Quando si farà la sommatoria del Novecento, che ne resterà? Due donne, una è Arendt l’altra è Simone Weil, che è pure santa – anche se il solito gesuita non manca a sostenere che in lei non c’è nulla di cristiano. Oltre a Popper, che però non si può dire, dovendo essere malgrado tutto “impegnati”. “La mia opinione è che non sono una filosofa”, dice Arendt di se stessa:“Prendo congedo dalla filosofia. Nessuna filosofia, nessuna analisi, nessun aforisma, sia pure profondo, può avere l’intensità e la pienezza di senso paragonabili a quelle di una storia ben raccontata”. È quanto basta per metterla in filosofia.
Anche l’identità come dono che gli altri ci fanno non è male: essere uno Schlemihl, l’ometto senza ombra, ha dei lati buoni. O la storia come vita, “ogni vita umana racconta la sua storia, e la Storia diventa alla fine il libro dei racconti dell’umanità” - Schopenhauer conciso e senza astio. Senza contare che molti filosofi sono donne. Nietzsche sopra tutti, il figlio del padre, la cui fortuna fu opera della sorella Elisabeth, che lo sovrastò pure nella follia, e delle amiche.

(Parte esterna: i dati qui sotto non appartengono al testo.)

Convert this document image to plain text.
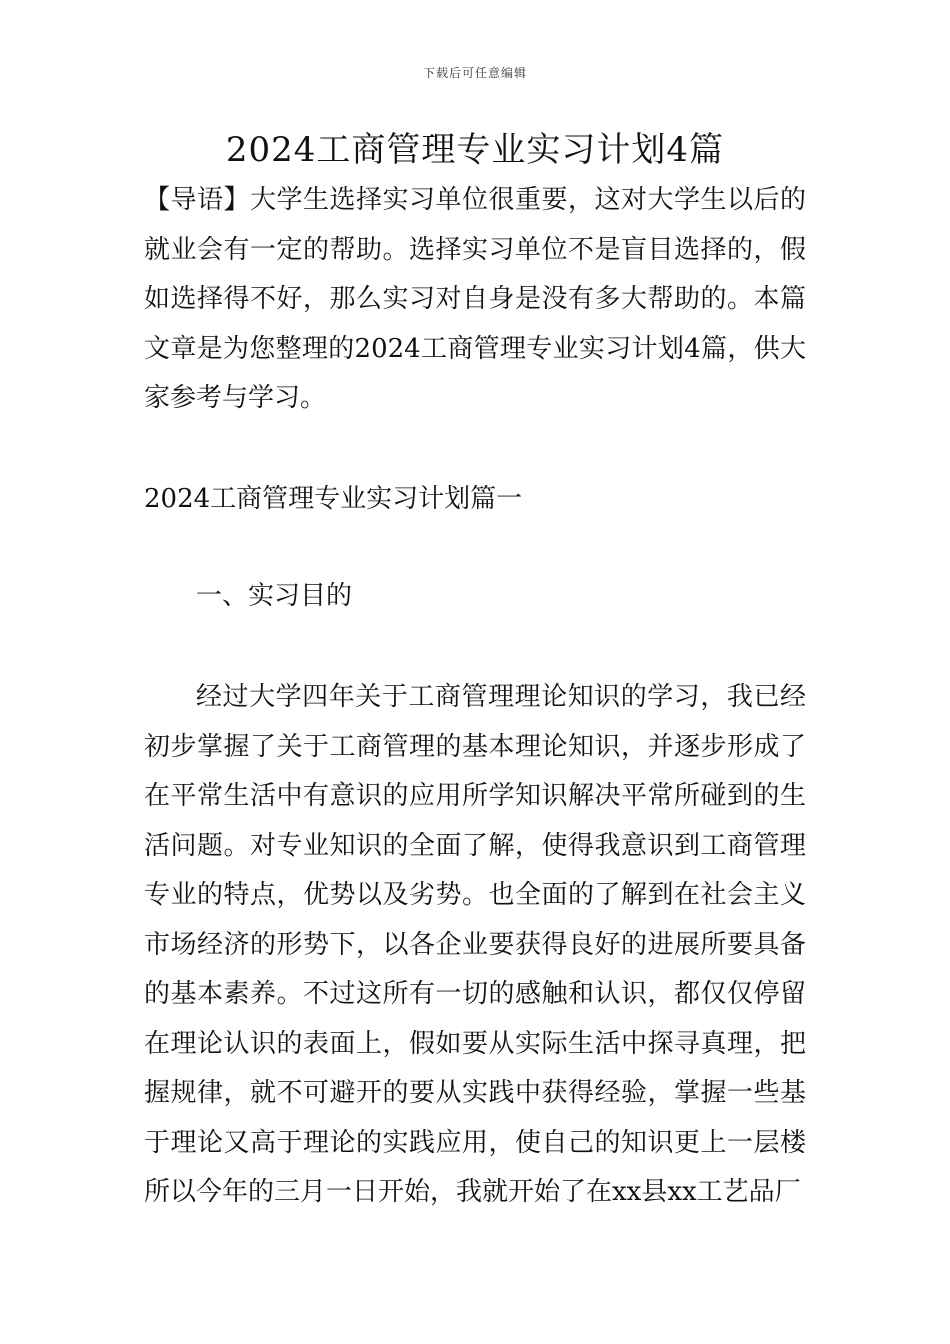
下载后可任意编辑
2024工商管理专业实习计划4篇

【导语】大学生选择实习单位很重要，这对大学生以后的就业会有一定的帮助。选择实习单位不是盲目选择的，假如选择得不好，那么实习对自身是没有多大帮助的。本篇文章是为您整理的2024工商管理专业实习计划4篇，供大家参考与学习。

2024工商管理专业实习计划篇一

一、实习目的

经过大学四年关于工商管理理论知识的学习，我已经初步掌握了关于工商管理的基本理论知识，并逐步形成了在平常生活中有意识的应用所学知识解决平常所碰到的生活问题。对专业知识的全面了解，使得我意识到工商管理专业的特点，优势以及劣势。也全面的了解到在社会主义市场经济的形势下，以各企业要获得良好的进展所要具备的基本素养。不过这所有一切的感触和认识，都仅仅停留在理论认识的表面上，假如要从实际生活中探寻真理，把握规律，就不可避开的要从实践中获得经验，掌握一些基于理论又高于理论的实践应用，使自己的知识更上一层楼所以今年的三月一日开始，我就开始了在xx县xx工艺品厂
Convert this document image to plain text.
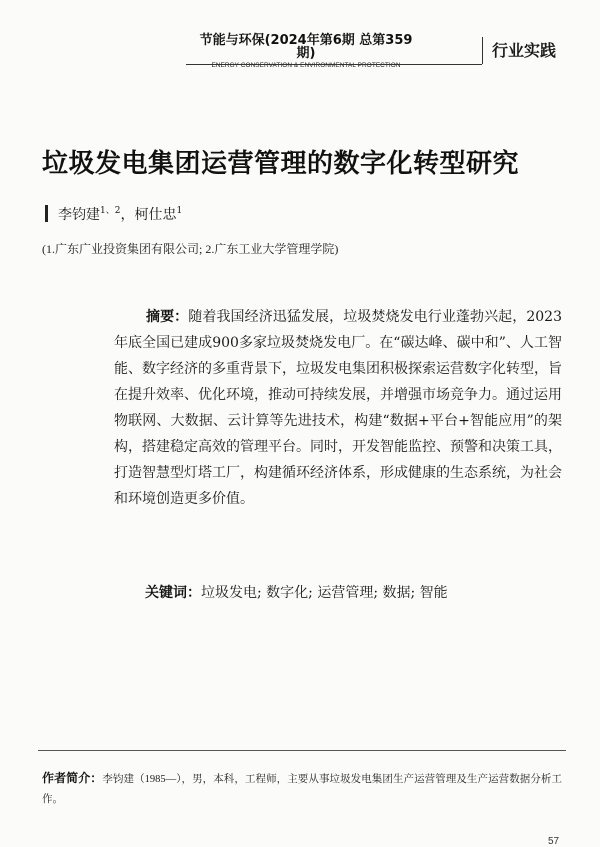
节能与环保(2024年第6期 总第359期)
ENERGY CONSERVATION & ENVIRONMENTAL PROTECTION
行业实践
垃圾发电集团运营管理的数字化转型研究
李钧建$^{1、2}$，柯仕忠$^1$
(1.广东广业投资集团有限公司; 2.广东工业大学管理学院)

摘要：随着我国经济迅猛发展，垃圾焚烧发电行业蓬勃兴起，2023年底全国已建成900多家垃圾焚烧发电厂。在“碳达峰、碳中和”、人工智能、数字经济的多重背景下，垃圾发电集团积极探索运营数字化转型，旨在提升效率、优化环境，推动可持续发展，并增强市场竞争力。通过运用物联网、大数据、云计算等先进技术，构建“数据+平台+智能应用”的架构，搭建稳定高效的管理平台。同时，开发智能监控、预警和决策工具，打造智慧型灯塔工厂，构建循环经济体系，形成健康的生态系统，为社会和环境创造更多价值。

关键词：垃圾发电; 数字化; 运营管理; 数据; 智能
作者简介：李钧建（1985—），男，本科，工程师，主要从事垃圾发电集团生产运营管理及生产运营数据分析工作。
57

Luna – Non entusiasta della filosofia delle nuvole (v. sotto), Gilles Ménage fa posto nella “Storia delle donne filosofe”, anche a una filosofa della luna in terra, Aganice. Ad Antusia, che fa parlare le nuvole, dice Ménage, “mi tocca anche aggiungere la seguente”: “Aganice, figlia di Egetoro di Tessaglia, abile nell’esame della luna piena durante l’eclisse, avendo dedotto per ragionamento a quali momenti la luna era mascherata dall’ombra, persuase le donne che potevano farla discendere dal cielo - Plutarco ne testimonia nei suoi «Precetti sul matrimonio»”. Una filosofia per le donne, dunque.

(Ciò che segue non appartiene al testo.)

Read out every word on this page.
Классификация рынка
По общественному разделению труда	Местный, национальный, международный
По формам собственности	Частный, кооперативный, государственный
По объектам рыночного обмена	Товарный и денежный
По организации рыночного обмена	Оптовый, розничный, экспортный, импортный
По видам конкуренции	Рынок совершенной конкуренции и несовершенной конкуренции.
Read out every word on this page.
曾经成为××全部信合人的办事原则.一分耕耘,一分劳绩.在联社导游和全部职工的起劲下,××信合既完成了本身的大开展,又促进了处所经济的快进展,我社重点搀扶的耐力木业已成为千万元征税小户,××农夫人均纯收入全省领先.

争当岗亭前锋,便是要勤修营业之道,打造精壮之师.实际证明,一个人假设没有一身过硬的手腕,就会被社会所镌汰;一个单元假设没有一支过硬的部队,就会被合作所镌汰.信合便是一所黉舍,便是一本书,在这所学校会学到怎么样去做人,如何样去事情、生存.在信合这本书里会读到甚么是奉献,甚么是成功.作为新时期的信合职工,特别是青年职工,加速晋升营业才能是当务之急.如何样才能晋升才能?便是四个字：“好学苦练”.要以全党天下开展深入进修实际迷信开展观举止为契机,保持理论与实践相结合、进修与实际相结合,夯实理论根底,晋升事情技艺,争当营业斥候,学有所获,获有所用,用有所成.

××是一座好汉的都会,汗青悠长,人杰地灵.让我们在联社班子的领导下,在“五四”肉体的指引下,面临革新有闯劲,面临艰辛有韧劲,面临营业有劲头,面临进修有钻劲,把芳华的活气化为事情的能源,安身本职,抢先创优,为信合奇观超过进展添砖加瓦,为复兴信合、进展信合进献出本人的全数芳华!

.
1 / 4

Nuvole – Ménage, “Storia delle donne filosofe”, ne fa materia di una ramo della filosofia. Nella persona di Antusia, filosofa di Agea in Cilicia, di cui Fozio attesta che “aveva scoperto l’arte di predire a partire dalle nuvole, arte che gli antichi non conoscevano nemmeno per sentito dire”. Non una ciarlatana, una studiosa: “Fino ad oggi, Antusia non ha smesso di studiare il modo di predire l’avvenire con la divinazione delle nuvole”.
Ménage si basa su Gaffarel, l’autore delle “Curiosités incroyables” (in realtà delle “Curiositez  inouyes sur la sculpture talismanique des Persans , horoscope des patriarches et lecture des estoilles”), curiosità incredibili”, per sostenere che “le nuvole parlano in molti modi”. E conclude: “Come la contemplazione delle nuvole è una parte della fisica, la fisica una parte della filosofia, e l’astrologia, come dice Aristotele al cap. 8 del XIIImo libro della sua «Metafisica», è una filosofia teoretica, ho deciso di aggiungere questa Antusia alle donne filosofe”.